Il messia è fuori di sé

Audio del Vangelo

Dal Vangelo secondo Marco
Mc 3,20-21

In quel tempo, Gesù entrò in una casa e di nuovo si radunò una folla, tanto che non potevano neppure mangiare.
Allora i suoi, sentito questo, uscirono per andare a prenderlo; dicevano infatti: «È fuori di sé».

Audio della riflessione

La sua parola è follia pura, non può essere ridotta a buon senso, a cose che stanno nella media. Esige uscire da sé per capirlo, uscire dal perbenismo per ascoltarlo. Quanti tentativi facciamo per rendere spiegabile la persona di Gesù, per abbassarlo al nostro buon senso, per stringerlo nei nostri piccoli orizzonti.

Mi è sempre piaciuta una presentazione di Gesù fatta alcuni anni fa da un gruppo di giovani che si era inventato una fantomatica “gazzetta del Giordano”, datandola Anno 31esimo, dal 12 al 17 febbraio del 31. Il primo articolo a tutta pagina era così: Il Nazzareno pronuncia un discorso scandaloso rivoluzionario. Il profeta è pazzo! e sottotitolo: Su un colle vicino a Cafarnao: farneticazioni riguardo la felicità. Gesù viene presentato come il chiacchierato figlio di un carpentiere che da qualche mese predica la venuta del regno di Dio e l’amore fra le genti, e che ora è ricercato dal Sinedrio dopo il suo discorso intitolato: Le beatitudini. Fin qui la fantasiosa “gazzetta del Giordano”. Un modo interessante per far capire che di fronte a Gesù occorre cambiare metodo di giudizio, di comprensione, di accettazione della sua persona.

Purtroppo noi cristiani di oggi ci siamo troppo abituati a dare per scontato tutto quello che ci ha anche motivato in alcune stagioni della nostra esistenza, anche se per le nuove generazioni non si può più dire che Gesù è un fatto da collocare nell’infanzia come una favola. A moltissimi non se ne è proprio più parlato da tanto tempo, la sua nascita è stata sostituita da babbo Natale, un insieme di occasioni per mangiare diversamente, un bel tempo per avere vacanze da scuola che poco alla volta diventeranno non il ricordare Gesù, ma per la nostra cultura mediterranea, la festa del sole che nasce o poco più.
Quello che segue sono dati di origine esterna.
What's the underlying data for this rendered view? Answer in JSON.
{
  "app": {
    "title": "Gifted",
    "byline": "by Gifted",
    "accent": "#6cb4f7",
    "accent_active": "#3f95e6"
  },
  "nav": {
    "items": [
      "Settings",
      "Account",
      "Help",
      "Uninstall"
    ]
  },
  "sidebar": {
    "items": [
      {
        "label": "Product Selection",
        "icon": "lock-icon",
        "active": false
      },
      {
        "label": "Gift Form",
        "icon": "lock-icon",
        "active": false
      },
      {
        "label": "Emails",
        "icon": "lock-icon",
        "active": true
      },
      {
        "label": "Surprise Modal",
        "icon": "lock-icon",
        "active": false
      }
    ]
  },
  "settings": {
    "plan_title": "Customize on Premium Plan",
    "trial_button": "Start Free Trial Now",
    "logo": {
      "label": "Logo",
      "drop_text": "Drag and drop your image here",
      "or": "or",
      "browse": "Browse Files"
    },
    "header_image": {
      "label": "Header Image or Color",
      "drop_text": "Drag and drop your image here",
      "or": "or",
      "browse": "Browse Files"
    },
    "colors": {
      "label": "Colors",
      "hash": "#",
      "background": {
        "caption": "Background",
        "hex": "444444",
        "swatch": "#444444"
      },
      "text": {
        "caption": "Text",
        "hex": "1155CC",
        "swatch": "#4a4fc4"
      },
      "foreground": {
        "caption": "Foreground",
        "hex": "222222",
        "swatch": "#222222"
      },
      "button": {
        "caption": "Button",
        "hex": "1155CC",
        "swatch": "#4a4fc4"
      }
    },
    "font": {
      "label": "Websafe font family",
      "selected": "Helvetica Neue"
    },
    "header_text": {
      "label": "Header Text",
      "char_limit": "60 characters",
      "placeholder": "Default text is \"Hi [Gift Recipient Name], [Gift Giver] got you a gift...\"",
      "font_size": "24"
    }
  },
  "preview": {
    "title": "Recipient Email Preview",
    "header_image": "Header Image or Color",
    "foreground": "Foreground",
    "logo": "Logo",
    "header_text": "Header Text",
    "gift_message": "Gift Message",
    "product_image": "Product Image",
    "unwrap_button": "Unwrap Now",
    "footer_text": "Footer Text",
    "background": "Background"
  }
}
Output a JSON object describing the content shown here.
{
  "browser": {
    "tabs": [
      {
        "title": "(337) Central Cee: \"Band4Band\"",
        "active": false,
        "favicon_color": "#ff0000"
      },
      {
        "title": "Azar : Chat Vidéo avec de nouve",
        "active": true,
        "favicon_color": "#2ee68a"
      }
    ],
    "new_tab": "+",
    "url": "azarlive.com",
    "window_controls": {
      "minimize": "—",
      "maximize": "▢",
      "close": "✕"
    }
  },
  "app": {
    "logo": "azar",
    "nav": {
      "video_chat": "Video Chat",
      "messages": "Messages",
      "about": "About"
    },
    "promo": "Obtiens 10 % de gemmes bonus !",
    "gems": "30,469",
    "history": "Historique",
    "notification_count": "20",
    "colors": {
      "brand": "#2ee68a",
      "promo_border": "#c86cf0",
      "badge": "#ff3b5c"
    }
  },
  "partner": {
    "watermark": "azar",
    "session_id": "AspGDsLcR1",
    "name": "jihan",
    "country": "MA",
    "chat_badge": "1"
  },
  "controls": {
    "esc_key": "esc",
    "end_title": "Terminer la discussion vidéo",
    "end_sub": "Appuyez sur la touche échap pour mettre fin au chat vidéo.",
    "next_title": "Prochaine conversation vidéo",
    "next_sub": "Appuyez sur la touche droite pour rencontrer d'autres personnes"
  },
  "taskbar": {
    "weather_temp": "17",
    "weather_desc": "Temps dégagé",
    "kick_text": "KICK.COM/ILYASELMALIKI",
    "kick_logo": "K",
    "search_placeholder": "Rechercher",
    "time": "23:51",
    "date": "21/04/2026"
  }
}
 E’ finita l’era della cristianità, dove ogni elemento della esperienza credente veniva sostenuto appunto da tradizioni anche ben pensate, da presepi, da rievocazioni del fatto benedetto della nascita al mondo del Signore, fosse anche non del tutto capito, ma almeno mai nascosto. Anche gli stessi parenti di Gesù rendono evidente con il loro tentativo di metterlo a tacere, di andarlo a ricuperare da questa predicazione fuori norma popolare perché anch’essi non lo capivano.

Sua madre invero aveva un’altra visione del suo figlio Gesù, teneva dentro di sé ogni cosa e ha saputo  con la sua presenza tenace fino sotto la croce, maturare in se stessa e per i suoi sempre di più la grande novità del Figlio suo Gesù.

Se noi cristiani non stiamo attenti e riduciamo la nostra fede a lontani ricordi di infanzia o a connessioni troppo legate al consumismo, ne verremo privati, la affosseremo anche noi come poi hanno fatto i suoi contemporanei incapaci di ridiscutere il senso della propria esistenza e dare risposta alla sete di infinito non negli orpelli delle leggi farisaiche, ma nella vera vita di Dio.